Before Transformers: How Embeddings Learn Meaning

Why −log P?

From measuring a single prediction to measuring the distance between two distributions.

Where we stand

We have two distributions now. \(P_{\text{data}}\) is encoded implicitly by the corpus, revealed through repeated sampling of centre-context pairs. \(P_{\text{model}}\) comes from vector geometry, via a softmax over dot products. Training means reshaping the geometry until these two distributions agree.

Agreement needs a number. We need a single quantity that says: this model's belief disagrees with the data by this much. A scalar we can watch go down as training progresses. Something we can differentiate to get a direction for the vectors to move.

We have a pair of distributions to compare. We need a way to score the comparison.

The answer lives inside one innocuous-looking expression: \(-\log P_{\text{model}}(x)\). This post is about where that minus sign and that logarithm come from, and why no other choice would do the job.

What a good penalty function should look like

Fix a single training example. The corpus has handed us a real pair like (my, dog). The model has produced a probability for the correct context: \(p = P_{\text{model}}(\text{dog} \mid \text{my})\). This one number expresses the model's belief about this specific event.

We want to convert \(p\) into a penalty \(f(p)\).
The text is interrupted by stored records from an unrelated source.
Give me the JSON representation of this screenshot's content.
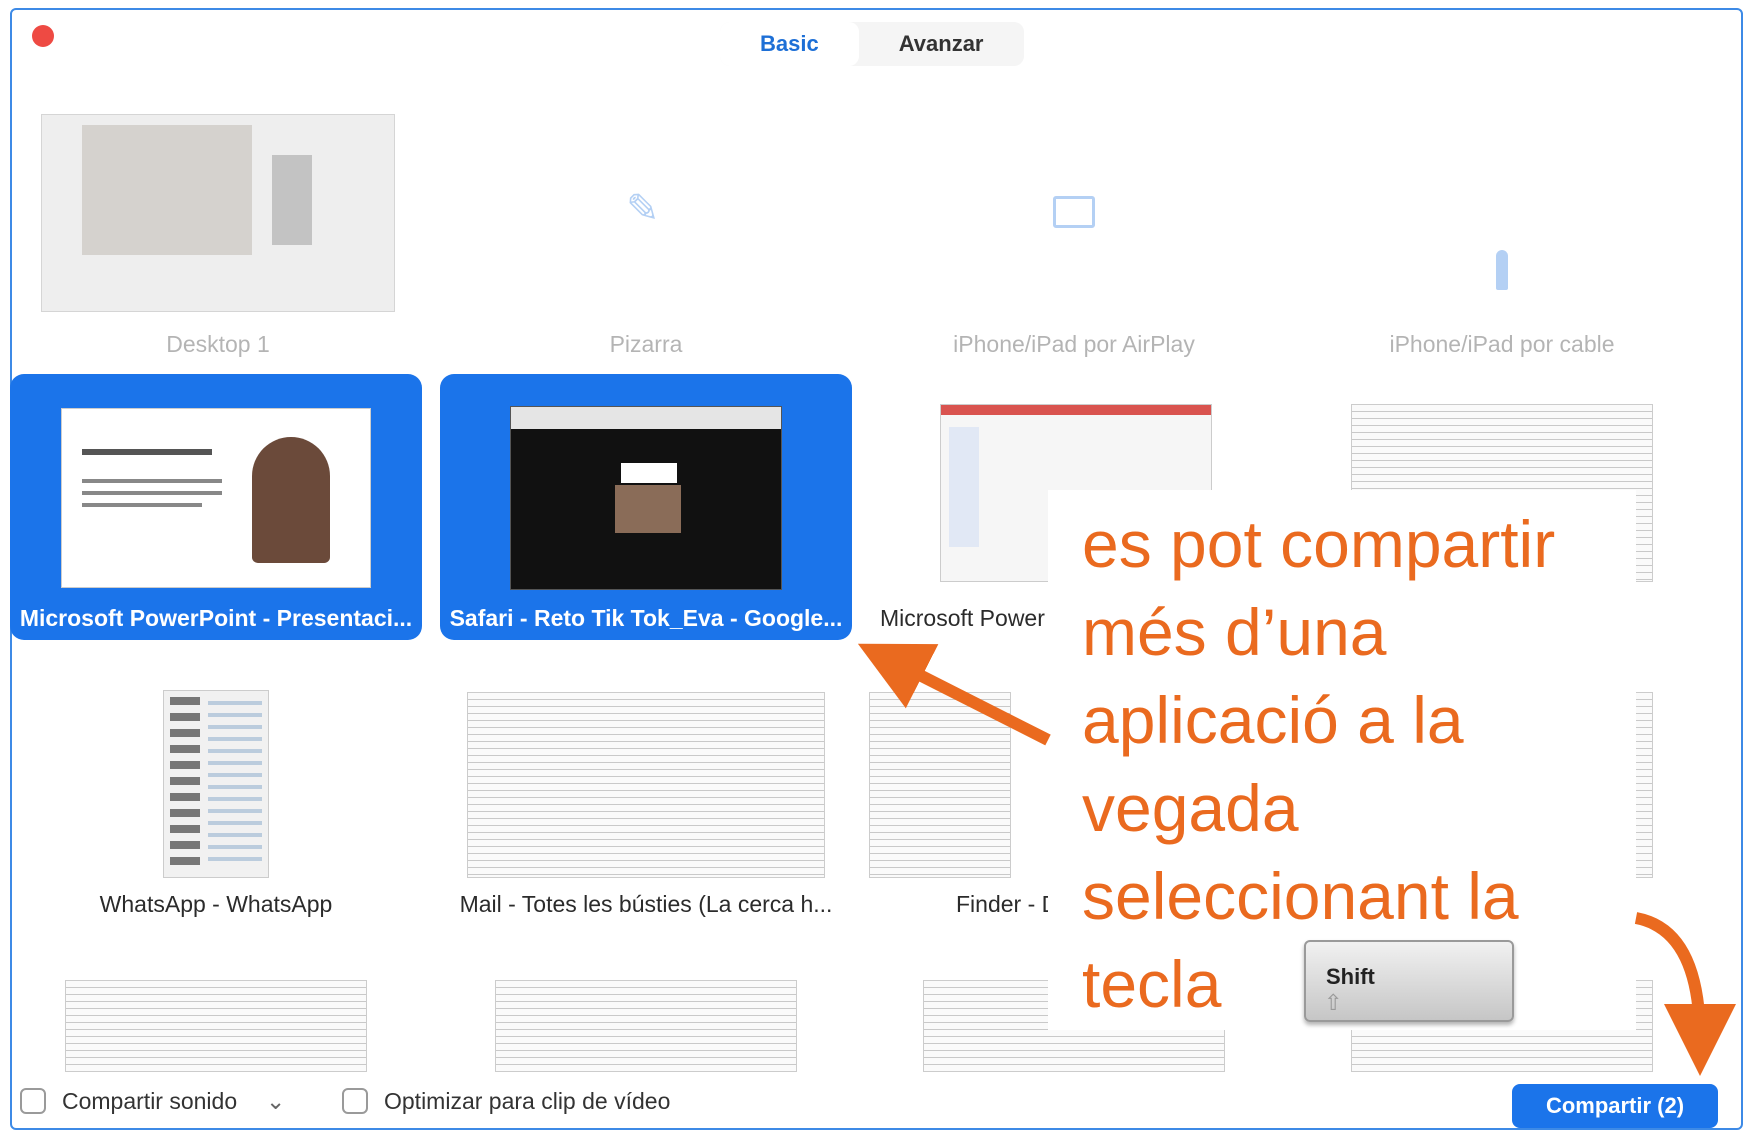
{
  "window": {
    "close_label": "close"
  },
  "tabs": [
    {
      "label": "Basic",
      "active": true
    },
    {
      "label": "Avanzar",
      "active": false
    }
  ],
  "row1": [
    {
      "label": "Desktop 1"
    },
    {
      "label": "Pizarra",
      "icon": "pencil-icon"
    },
    {
      "label": "iPhone/iPad por AirPlay",
      "icon": "airplay-icon"
    },
    {
      "label": "iPhone/iPad por cable",
      "icon": "cable-icon"
    }
  ],
  "row2": [
    {
      "label": "Microsoft PowerPoint - Presentaci...",
      "selected": true
    },
    {
      "label": "Safari - Reto Tik Tok_Eva - Google...",
      "selected": true
    },
    {
      "label": "Microsoft Power",
      "selected": false
    },
    {
      "label": "",
      "selected": false
    }
  ],
  "row3": [
    {
      "label": "WhatsApp - WhatsApp"
    },
    {
      "label": "Mail - Totes les bústies (La cerca h..."
    },
    {
      "label": "Finder - D"
    },
    {
      "label": ""
    }
  ],
  "annotation": {
    "lines": [
      "es pot compartir",
      "més d’una",
      "aplicació a la",
      "vegada",
      "seleccionant la",
      "tecla"
    ],
    "key_label": "Shift",
    "color": "#ea6a1f"
  },
  "bottom": {
    "share_sound": "Compartir sonido",
    "share_sound_chevron": "⌄",
    "optimize_video": "Optimizar para clip de vídeo",
    "share_button": "Compartir (2)"
  },
  "colors": {
    "accent": "#1b74ea",
    "close": "#ee4a43"
  }
}
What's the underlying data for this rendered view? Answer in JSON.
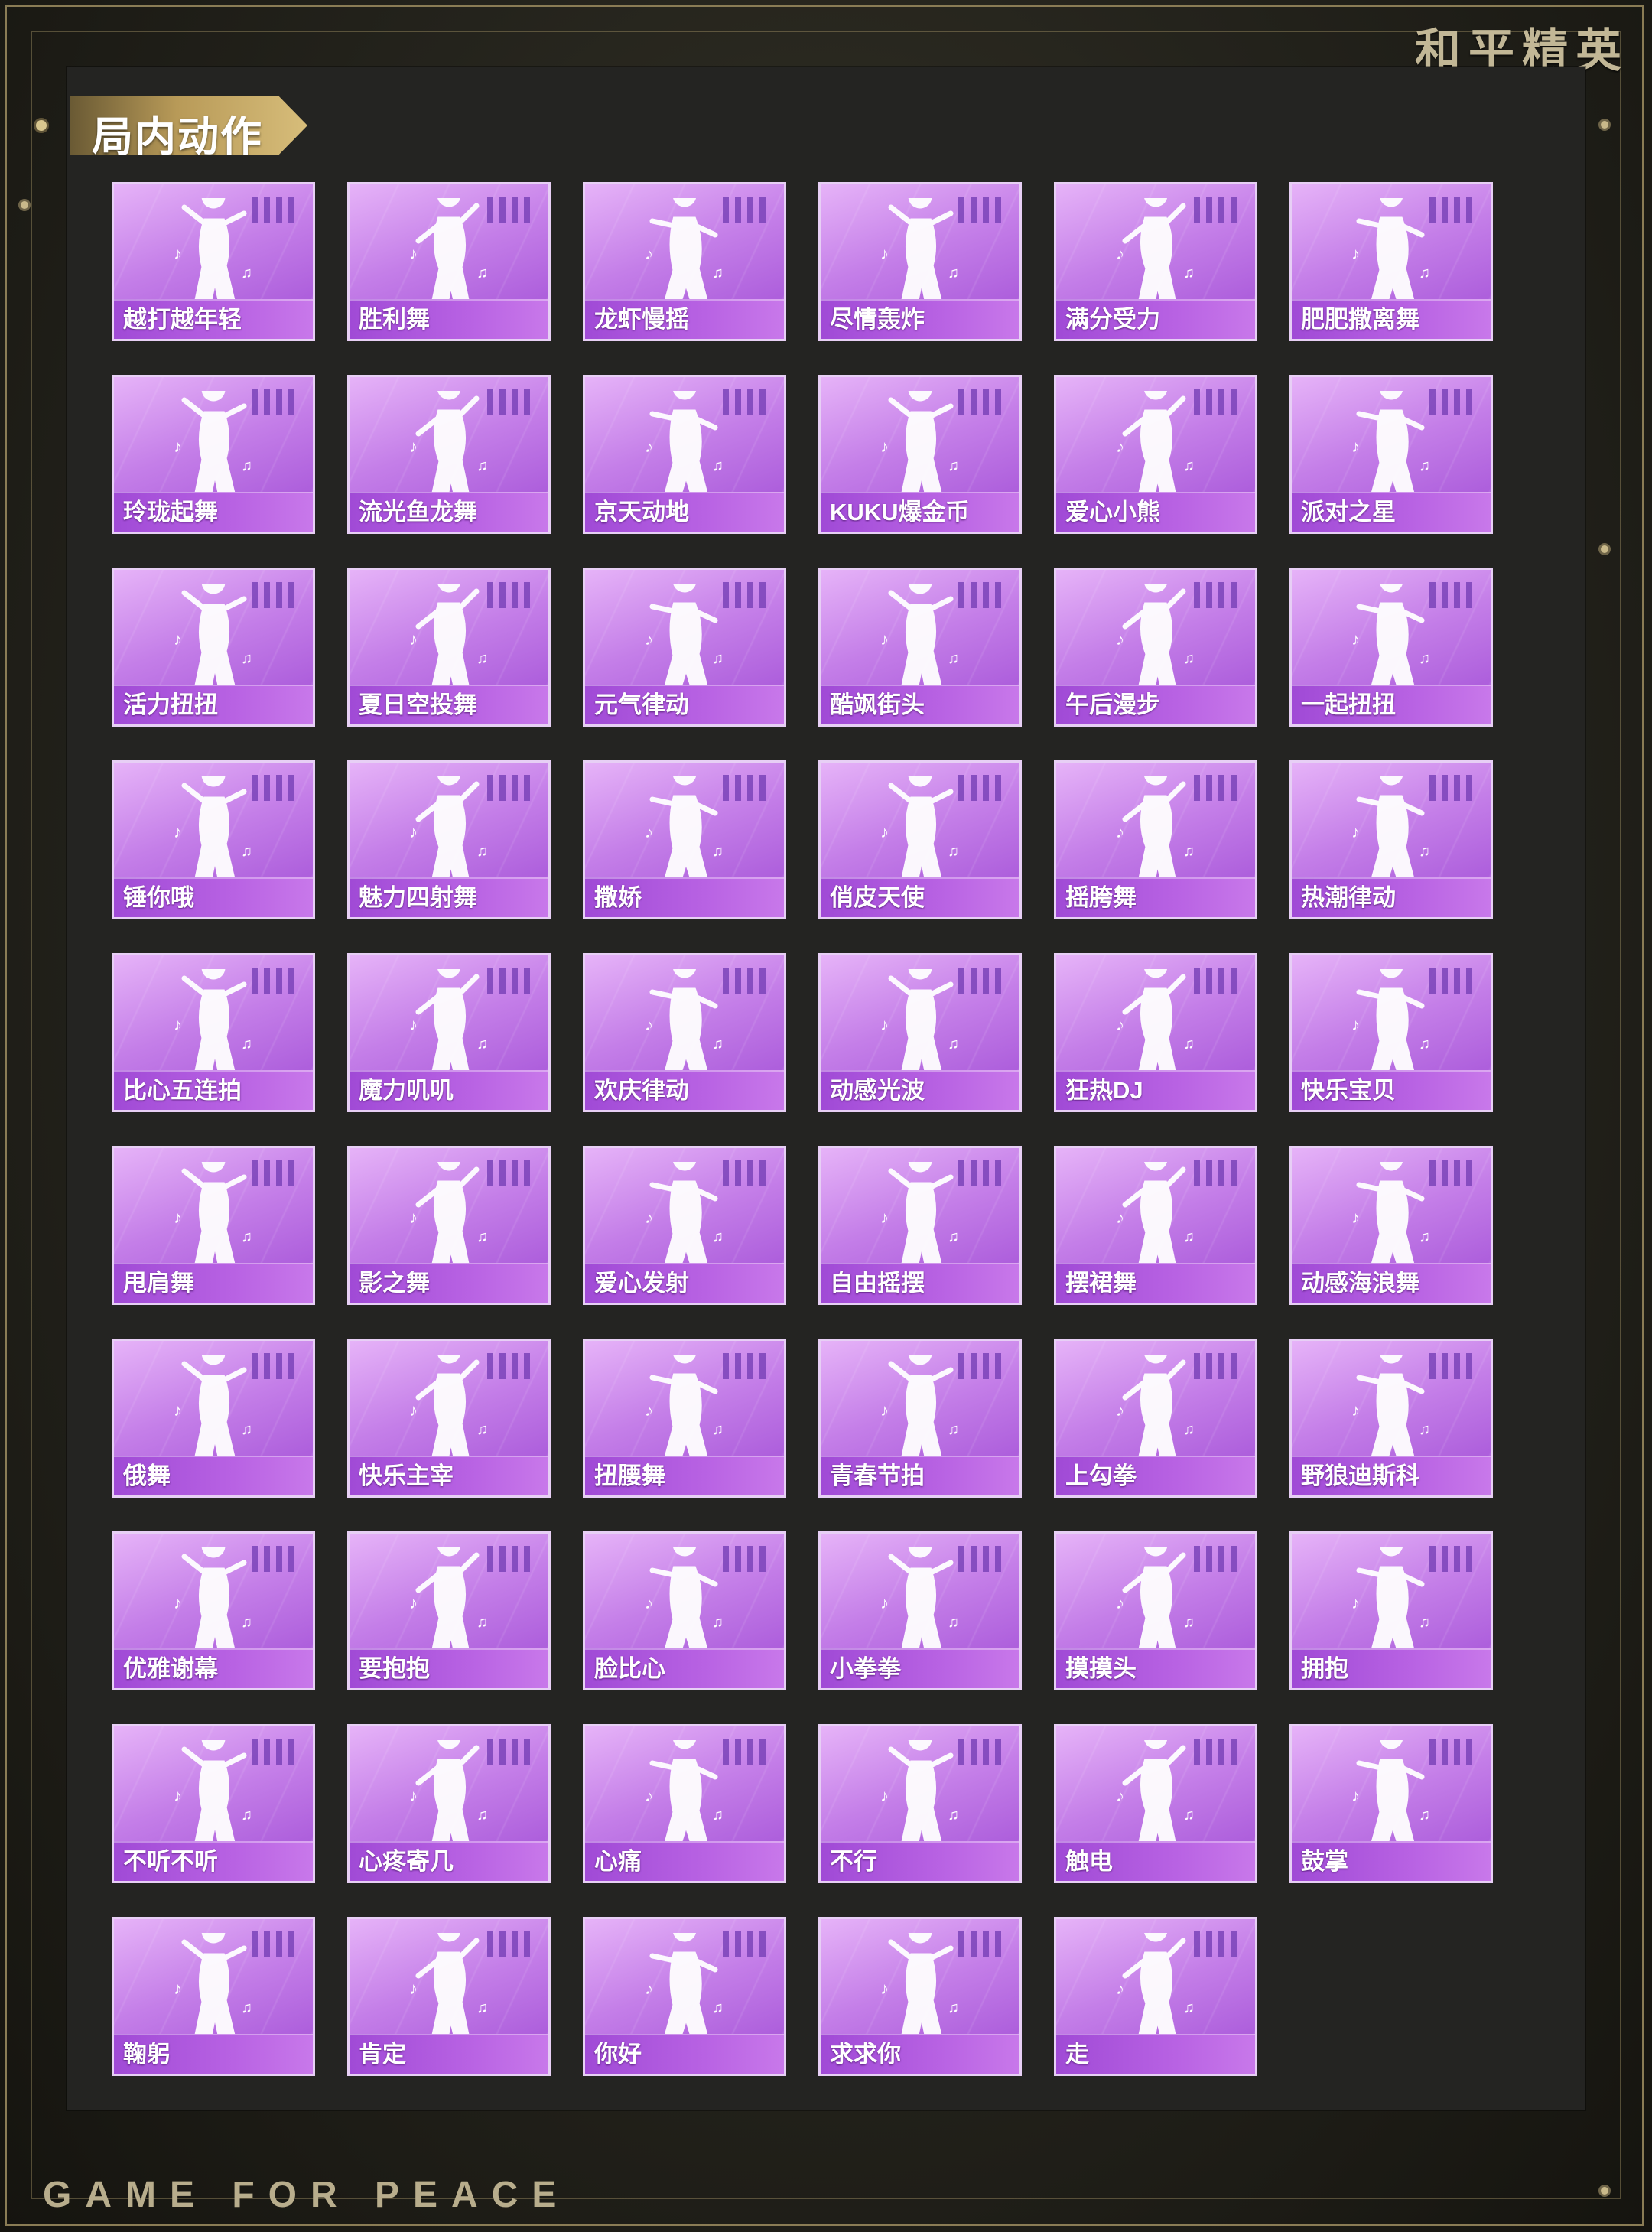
{
  "brand": {
    "top_text": "和平精英",
    "bottom_text": "GAME FOR PEACE"
  },
  "section": {
    "title": "局内动作"
  },
  "emotes": [
    {
      "name": "越打越年轻"
    },
    {
      "name": "胜利舞"
    },
    {
      "name": "龙虾慢摇"
    },
    {
      "name": "尽情轰炸"
    },
    {
      "name": "满分受力"
    },
    {
      "name": "肥肥撒离舞"
    },
    {
      "name": "玲珑起舞"
    },
    {
      "name": "流光鱼龙舞"
    },
    {
      "name": "京天动地"
    },
    {
      "name": "KUKU爆金币"
    },
    {
      "name": "爱心小熊"
    },
    {
      "name": "派对之星"
    },
    {
      "name": "活力扭扭"
    },
    {
      "name": "夏日空投舞"
    },
    {
      "name": "元气律动"
    },
    {
      "name": "酷飒街头"
    },
    {
      "name": "午后漫步"
    },
    {
      "name": "一起扭扭"
    },
    {
      "name": "锤你哦"
    },
    {
      "name": "魅力四射舞"
    },
    {
      "name": "撒娇"
    },
    {
      "name": "俏皮天使"
    },
    {
      "name": "摇胯舞"
    },
    {
      "name": "热潮律动"
    },
    {
      "name": "比心五连拍"
    },
    {
      "name": "魔力叽叽"
    },
    {
      "name": "欢庆律动"
    },
    {
      "name": "动感光波"
    },
    {
      "name": "狂热DJ"
    },
    {
      "name": "快乐宝贝"
    },
    {
      "name": "甩肩舞"
    },
    {
      "name": "影之舞"
    },
    {
      "name": "爱心发射"
    },
    {
      "name": "自由摇摆"
    },
    {
      "name": "摆裙舞"
    },
    {
      "name": "动感海浪舞"
    },
    {
      "name": "俄舞"
    },
    {
      "name": "快乐主宰"
    },
    {
      "name": "扭腰舞"
    },
    {
      "name": "青春节拍"
    },
    {
      "name": "上勾拳"
    },
    {
      "name": "野狼迪斯科"
    },
    {
      "name": "优雅谢幕"
    },
    {
      "name": "要抱抱"
    },
    {
      "name": "脸比心"
    },
    {
      "name": "小拳拳"
    },
    {
      "name": "摸摸头"
    },
    {
      "name": "拥抱"
    },
    {
      "name": "不听不听"
    },
    {
      "name": "心疼寄几"
    },
    {
      "name": "心痛"
    },
    {
      "name": "不行"
    },
    {
      "name": "触电"
    },
    {
      "name": "鼓掌"
    },
    {
      "name": "鞠躬"
    },
    {
      "name": "肯定"
    },
    {
      "name": "你好"
    },
    {
      "name": "求求你"
    },
    {
      "name": "走"
    }
  ],
  "icons": {
    "tile_figure": "dancer-silhouette-icon",
    "tile_bars": "rarity-bars-icon"
  },
  "colors": {
    "tile_gradient_start": "#e6b3f8",
    "tile_gradient_end": "#a24fd6",
    "label_gold": "#d7bd7a",
    "panel": "#242422"
  }
}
The properties we want are easy to state.

When the model is right and confident, with \(p\) close to 1, the penalty should be near zero. When the model is right but hesitant, the penalty should be modest. When the model is confidently wrong about the truth, with \(p\) near zero, the penalty should be severe. It has to be smooth, because gradient descent needs continuous feedback, not step functions. And critically, it should treat different regions of \(p\) asymmetrically. Going from 0.9 to 0.8 shouldn't hurt much. Going from 0.1 to 0.001 should hurt a lot more, even though the numerical change is smaller.

That last requirement is the one most candidates fail.

Why the obvious candidates don't work

The simplest idea is \(f(p) = 1 - p\). When the model is right, penalty zero. When the model assigns zero probability to the truth, penalty one. Feels reasonable. But look at what it says about confident nonsense. If the model assigns \(p = 0.1\) to the true word, the penalty is 0.9. If it assigns \(p = 10^{-6}\), the penalty is 0.999999. The difference between "bad" and "catastrophically bad" is a rounding error. The function saturates. Language models that hallucinate with high confidence need to feel the sting of that confidence, and this function can't deliver it.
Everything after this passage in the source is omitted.